To me, at the end of the day, the big question is what has gone wrong in this country that folks have to work the same or more and get less? Our workers are more productive than ever, and yet health care is becoming more and more elusive.

Sir Hailstone said...

Doug - that's because it's increasingly expensive to provide the level of healthcare coverage of years past. Thanks to ambulance chasing slip-and-fall lawyers like John "The Breck Girl" Edwards. They make a living suing doctors, hospitals, and everything else connected to healthcare then complain when the cost of healthcare is out of control. Why do ob/gyn's increasing leave the specialty?

Doug said...

I haven't seen convincing evidence that malpractice lawsuits are a significant component of health care cost increases. The information I've seen - and I can't cite a source anymore, sorry - suggests that malpractice payouts have been more or less level in the past 15 years or so while, at the same time, malpractice premiums and health care costs generally have gone up annually by double digit percentages.

Unless there is data out there suggesting that malpractice suit costs are keeping pace with malpractice premiums and health care costs generally, I think we need to look for better explanations for the increase in health costs; satisfying as it may be to blame the lawyers.

Anonymous said...

I can give you one plausible explanation. 90% of the patients that walk into the Wishard ER don't pay their bill.

It used to be people were fine and good and then suddenly they dropped dead one day. As people increasingly live longer and longer and medical technology gets better and better, the cost of that enhanced medical care is going to increase. 30 years ago the thought of someone in their 20's being on cholesterol medication was nonexistent.
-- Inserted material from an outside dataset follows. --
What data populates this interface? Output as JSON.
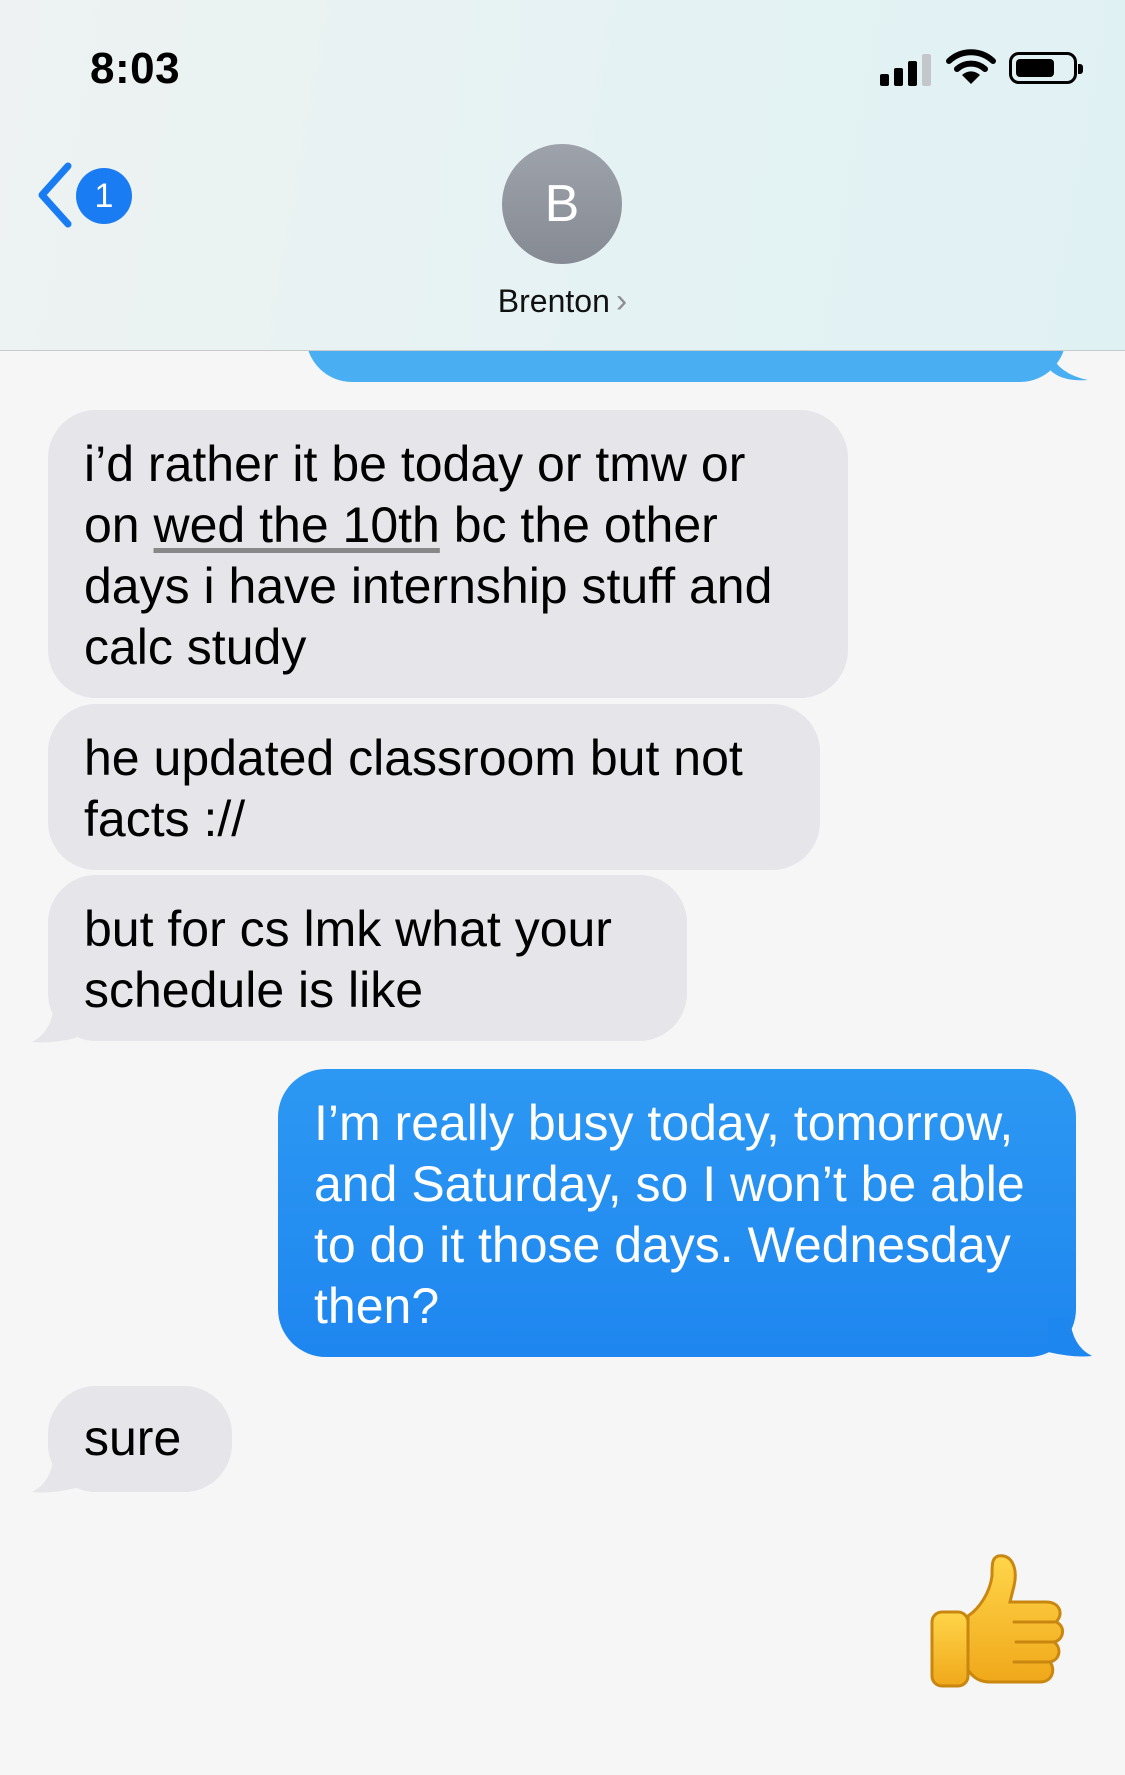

Now Lipitor is used by virtually everybody. In addition, whereas many cancer presentations were formerly a death sentence, now people can go through round after round of chemotherapy, sometimes enduring years (and hundreds of thousands of dollars) of treatment. Lots of people who had insurance and cancer still ended up having to file for bankruptcy.

20 years ago if you walked into an ER with a broken finger they gave you 6 inches of tape and a popsicle stick. Now it's x-rayed, wrapped, bandaged, and you're given pain medication. While I'm not certain, I would think a lot of it is due to malpractice concerns...

Sir Hailstone said...

"20 years ago if you walked into an ER with a broken finger they gave you 6 inches of tape and a popsicle stick. Now it's x-rayed, wrapped, bandaged, and you're given pain medication. While I'm not certain, I would think a lot of it is due to malpractice concerns..."

Doug - this is what I'm referring. Not the actual suits themselves its the "preventive medicine" being practiced because of the threat of such suits being filed. That plus the malpractice issue by the slip-and-falls isn't helping.

Jason - that plus maybe an MRI on the injured hand just to make sure. I'm curious as to whether the amount of indigence the hospitals must write off increase proportionally or disproportionally to the cost of health care.